Seriously though, if the system is capable of storing a 63 (or 39) character which is what the standard allows, then shouldn't there be an easy way of entering it, otherwise why have the capability. Manufacturers have implemented easier key distribution systems, why shouldn't the SB have something that also facilitates strong(er,est) key distribution.

Cheers, Rod

tamanaco
2007-05-19, 14:07
Wasting time with a crazy idea... maybe this wouldn't be an issue if the SB3 firmware searched for a configuration server after a reset. It would also be helpful if the SB3 firmware supported domain names. If when reset the SB3 were to search for a couple pre-defined domain names and/or IP addresses via its ethernet port... Say LocalSServer.localdomain.suppliedbylocaldns and/or 192.168.1.xxx for a "local" SlimServer which would have a Squeezebox configuration page for WPA settings, domain name changes and the such.

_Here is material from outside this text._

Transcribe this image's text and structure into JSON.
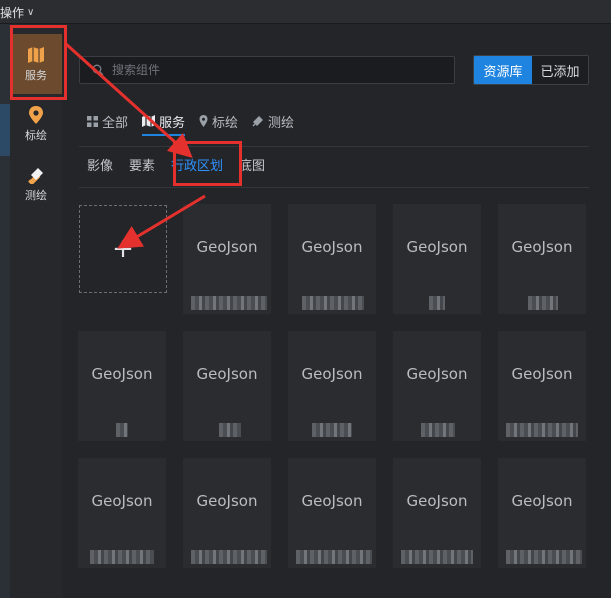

Of course, I'm assuming that at least for configuration purposes the local Slimserver should be renamed to the default name pre-defined in the firmware. (not very bright) If the SB3 fails to communicate with the "local" server then it should try to connect to RemoteSlimConfigurationServer.Squeezenetwork.com and/or 207.7.156.xxx for a "remote" configuration server" which would also have an SB3 configuration page. The default ID and Password for each specific SB3 would be unique and come packaged with the SB3. In other words, each SB3 would have an ID and a password associated with it in this server. This server would not need to be that powerful as the SB configuration should only take a few steps and connections to this server should take place only after an SB3 is reset and after it fails to find the local server in a reasonable amount of time. If connected to the remote configuration server the SB3 should display something like... "Connected to Remote Configuration Server... Here is your ID and your Password." You know, for those that forget or loose their password. I know that there might be issues with internet traffic, router setup etc... etc... but this should just be an "alternative way" to configure the SB3, keeping the old reliable remote configuration option still available. Also, the order of the searh for the local/remote configuration servers can be reversed.

Ahhhh... maybe not... What about existing Squeezeboxes?... Is there a SB3 hardware ID that can be pulled by the firmware?... All I know is that SD should now have more resources at its disposal and that some of these resources should be use to enhance the SqueezeNetwork so that it does more for the SB3 than just connect the SB3 to internet/squeeznetwork stations and display the time when the SB3 is off... Just another crazy idea.

I should really find something to do here at work... To my colleagues I look like I'm hard at work behind my monitor.

Yes! Sir... Right away!... I'm almost done with it.